The Revenger’s Tragedy, dir. Anne Thuot, The Lowry, 19-21 November

Produced and performed by the Belgian physical theatre company FAST ASBL, The Revenger’s Tragedy is less a performance or even an adaptation of the Jacobean revenge tragedy of the same name than a stark anatomization of its treatment of women. The 1606 play, now generally thought to be the work of Thomas Middleton, is set in an unnamed Italian court, and follows Vendice, the revenger of the title, on a journey through a web of intrigue, violence and political manoeuvre, to avenge the poisoning, and possible rape, of his lover Gloriana by the lecherous Duke nine years prior to the beginning of the play. This updated version takes the original’s sexual violence and uses it as a jumping off point for an exploration of rape, the silencing of victims, and society’s attitudes and responses to rape and sexual assault, in the 21st century as much as in the 17th.
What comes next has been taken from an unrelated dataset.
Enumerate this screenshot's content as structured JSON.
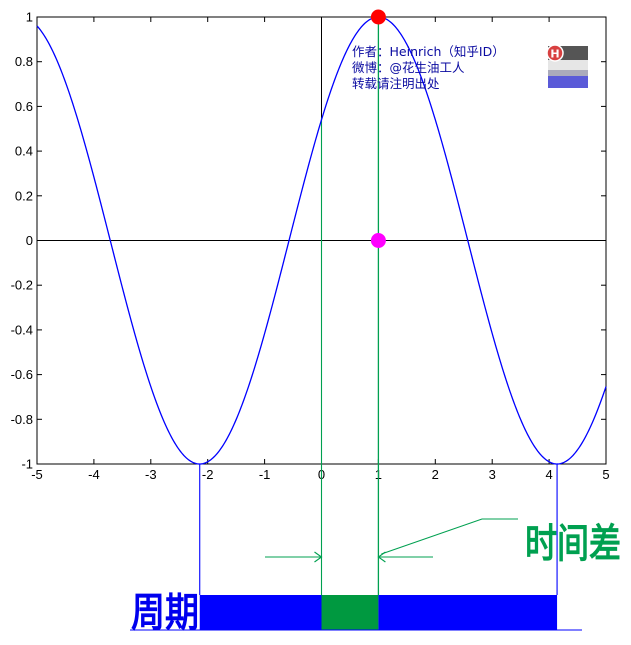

At times difficult to watch, this is a brave, and also darkly ironic, piece of theatre, which clearly desires to impart a message to its audience.

The play opens with its cast of five actors seated at a metal table on an almost entirely bare stage. They introduce themselves and The Revenger’s Tragedy to the audience: “If I had to summarise it in two words I would say ‘revenge’ and ‘tragedy’”. They then enact, in an improvisational, workshop style, various sections from it, with actors sharing and switching between roles. The exaggerated and slightly hammy way in which four of these five actors play with over-the top hand gestures and stereotypical Italian accents is comic, but by way of contrast makes the silence of the fifth actor, Sara Sampelayo, all the more unnerving.

Sampelayo plays the roles of Gloriana and the unnamed wife of a minor character, Antonio, both of whom are raped and killed before the original Jacobean tragedy begins. Although she remains silent throughout, her presence dominates the production. Perhaps metonymic for all women silenced by sexual violence, Sampelayo’s body is used as the means by which various male attitudes and responses to rape are performed and deconstructed. Particularly striking was the moment when Gloriana’s body is discovered by her lover, Vendice, his mother Gratiana, and sister, Castiza. Vendice’s histrionic wailing is undercut by the stark tableau – Sampelayo’s half naked body laid out across a table – which is allowed to speak for itself.

The production also lingers over the relationship between Vendice and his sister, Castiza, during the nine years between the rape and murder of Gloriana and the beginning of the original play. Castiza describes herself as having been “filled with her brother’s melancholy”, perhaps a comment on the way in which women in Renaissance tragedy so often function to accentuate the suffering of men, and are denied the experience of sorrow or grief on their own terms.

The experimental style, lack of any discernible plot-line or clear structure, and barrage of repeated images and motifs of rape, might put some viewers off. Yet in my opinion this denial of any kind of easy narrative or comfortable conclusion is exactly the point that FAST ASBL want to make. The play constitutes a resounding refusal to the use of violence against women to dramatize the tragedy of the male revenger, explicitly denying both the consolation that revenge might offer, and the catharsis that tragedy offers its audience. In the final moments of the play Sampelayo’s unnamed rape victim twists and contorts herself, screaming wordlessly, as though trying to vomit, or purge herself in some way. This cathartic release is never achieved, however, and the play simply ends there, disallowing its audience the comfort of any kind of satisfying conclusion.

The Revenger’s Tragedy is not in any way an easy watch, and might perhaps be criticised for trying to pack too much in the way of moral message into a 75 minute production, but at the same time it keeps its tongue firmly in its cheek, and is courageous in its attempt to ask us as viewers to reconsider our own responses to both sexual violence and to the consolations offered by tragedy.